Ciao Francesco,
After a superficial and really fast search in the web, effectively elm seems to be a poor studied species under dendroarchaeological point of view, or at least free-access data seems to be hard to obtain. I found just one sample of elm from Italy (
http://dendro.cornell.edu/reports/report2000.pdf): sadly it’s a protohistoric sample and furthermore it’s not dated because of some problems during growing. Anyway maybe you can find some curves googling in different languages and searching in real libraries.
If you don’t have a reference curve of the species you are interesting in, here goes, just as suggestion, a personal, absolutely inelegant, “protocol”:
1) Search for at least one dated curve of elm from northern Italy, Alps, etc… It have not to be necessarily in digital format: you can convert published diagrams by using the coorecorder facility. Look also for ecological-related papers: often they have short curves, too short for dating purposes but useful by the point of view of this personal method. If you don’t find any, sample yourself a little curve.
2) Search in all databases (two more:
http://dendrodb.cerege.fr/ and
http://www.wsl.ch/dendro/dendrodb.html) and in published papers all the curves near the zone from which is your little elm dated curve.
3) Play with the data for revealing better correspondence between elm and other species in the same area.

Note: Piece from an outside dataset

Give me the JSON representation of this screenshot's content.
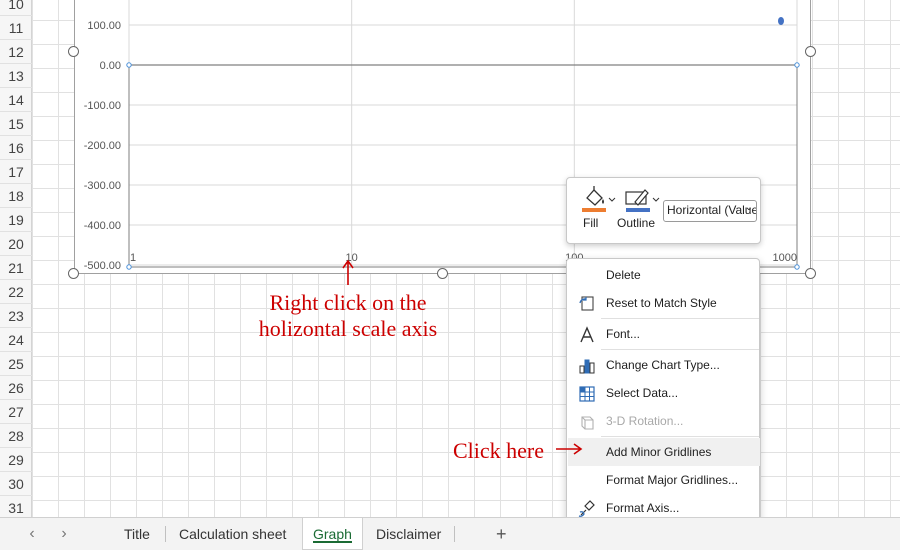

4) Do a “massive attack” comparing all curves you have collected with your undated curve (you can find examples of the process in Lars-Ake’s site, under "Miscellaneous" section), evaluating the results by aid of observations you made after point 3. The dated reference curves, the little dated elm curve and the undated elm sample have to be from the same area.
5) If you are lucky enough, you can obtain some useful deduction and maybe some result too.
6) Since this method is not rigorous and can bring EASILY to incorrect datings, do further and endless verifications. If you are starting now from zero, you can spend years until you can date reasonably the sample.
Anyway, you have to be sure your undated sample is elm, and it aids if you know approximately when the sculpture you are trying to date was made. Probably you already took in account this, but I would pay attention to the context too: may it be an imported sculpture? From where?
Document yourself about dendrochronological characteristics of elm, even from other regions, especially looking for interspecific correlations values (sorry, I never touched elms data). Finally, you probably already know that possibilities of correct dating are proportional (among others parameters) to the number of samples forming your undated curve.
Hope this is sufficient to start. I’m sorry if this reply looks too doctrinaire (and surely I’m not the adequate one...), but you told you was starting with dendrochronology. It’s just a suggestion and the process described could be refined. You can have an overview of Italian dendrochronology status (and, by the way, you can convert to digital data some published long chronology) reading papers by Franco Biondi (search the web for pdf of him), although they are from early '90 and I think elm is not quoted.